At a Glance
From attitudes about spending and investing to student loans, Gen Z and Millennials differ in a few key ways when it comes to money.
Millennials and Gen Zers were born into different eras (yet they all still dress like it is 1996) – and those differences show in the way they approach money. First, millennials remember life pre-internet, while Gen Zers are the first generation to have grown in a fully digital era. Millennials have also faced the worst economic odds in history, with two recessions and a pandemic under their belt. Meanwhile, Gen Z is 27% more likely than other generations to suffer from poor mental health, according to an APA survey on stress – Gen Zers are feeling the weight of concerns such as mass shootings and other current events.
The social climate in which each generation came into adulthood brings nuances in the way each generation handles finances. Here are four ways Gen Z and millennials differ when it comes to money, from spending and investing habits to student loans.
Millennials are idealistic while Gen Zers are pragmatic
The stereotype goes like this: Millennials are entitled and spend too much on lattes and avocado toast. The reality is more like, millennials graduated and entered the workforce during an economic catastrophe and have struggled to reach financial milestones such as buying a home and saving for retirement. Perhaps that’s why they are concerned about living (and buying things) with meaning – the near-guaranteed upwards mobility that existed for their parents was never a thing for them.
As a result, they are more likely to spend on companies that align with their values. 83% of millennial women, one of the most powerful demographic groups in terms of buying power, say that a brand’s sustainability practices influence their buying decisions, according to a research report release by Merkle
Millennials also focus on working to live instead of living to work – they prioritize spending on experiences, according to McKinsey. On the other hand, Gen Z is more price-conscious and pragmatic, focusing on long-term security, says a Salesforce report. It makes sense: Gen Zers also came of age in a turmoiled economy but they experienced less privilege in childhood than their millennial counterparts, so it’s manifesting differently in their spending habits.
Gen Zers are redefining personal finance
So Gen Zers care about long-term financial stability, and they were also born with cellphones in their hands.The result? A new era of personal finance, which Gen Z is ushering through TikTok trends such as cash stuffing. Gen Z is the most video-forward generation when it comes to learning about personal finance, and they know more about managing money at an early age than other generations thanks to social media, according to Investopedia. Gen Zers are also hungry to grow their net worth online, from building side hustles to turning them into straight-up empires.

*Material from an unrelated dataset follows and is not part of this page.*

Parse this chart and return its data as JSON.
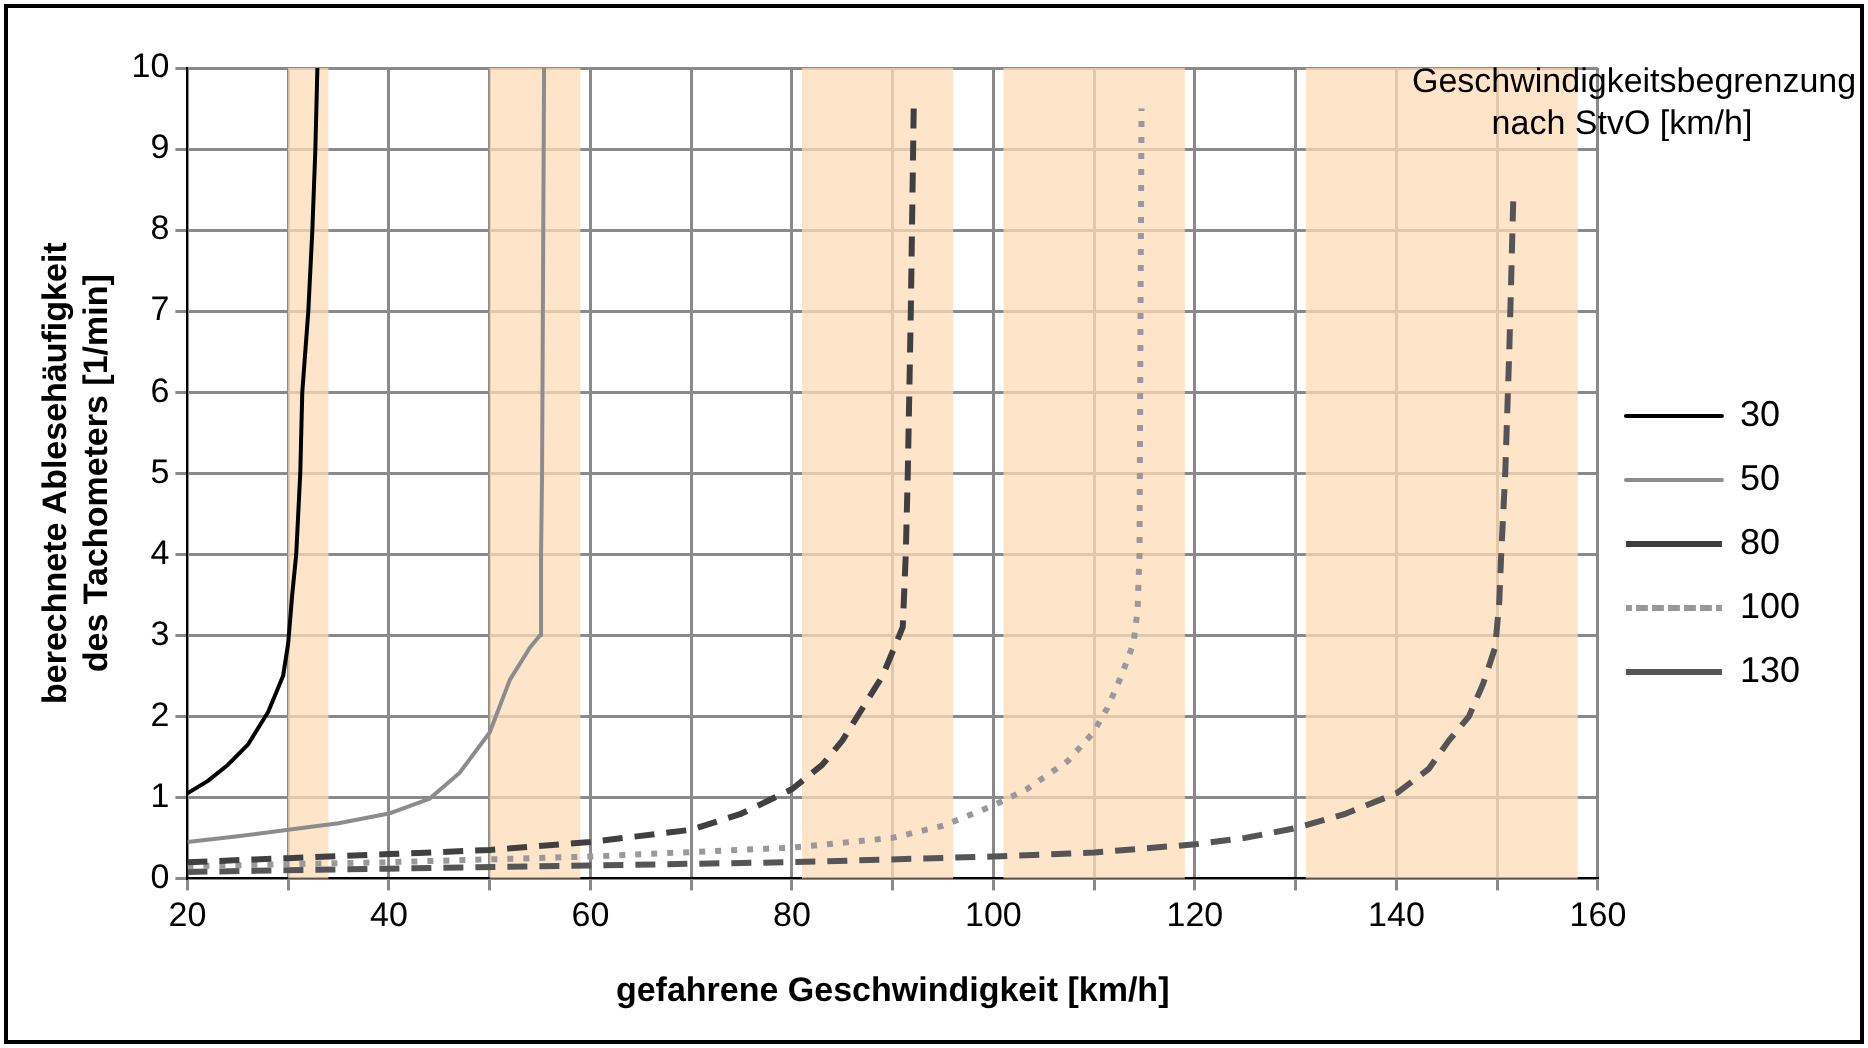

Millennials prefer DIY investing
While Gen Z is eager to learn how to put their money to work – and that knowledge may come from less traditional sources than personal advisors, millennials are fans of figuring it out on their own. A poll conducted by Finder.com revealed that over a third of Canadian millennials will drop their financial advisors in favor of DIY platforms. Gen Zers follow closely behind, but their reasons for doing so slightly vary: they want to feel more in control of their money, while millennials enjoy the convenience and innovation of new online investment options.
Gen Z is terrified of student loan debt
It could be fair to say that Gen Z ended up being more practical because they saw millennials suffer from the weight of student loan debt. Paying off student loan debt is top of mind when it comes to Gen Zers’ career choices, with 61% of college students reporting they would take a job they’re not passionate about due to the pressure to pay off their student loans, according to a Handshake survey.
That being said, Gen Z may generally be dealing with better conditions than millennials as far as student loans. “Gen Z borrowers should expect better loan servicing and less complicated rules,” said Michael Lux, a millennial attorney and the founder of Student Loan Sherpa, in a GoBankingRates blog post.
According to Lux, many millennials were left to their own devices navigating complicated student loan rules. Loan servicers are now more accountable and there have been efforts to simplify student loan repayment, which should make student loan management easier for Gen Z.
One thing is for sure: Both Millennials and Gen Z benefited from less financial stability than older generations. It’s translating into valuing different things when it comes to money while also shaping the future of the workforce and personal finance trends.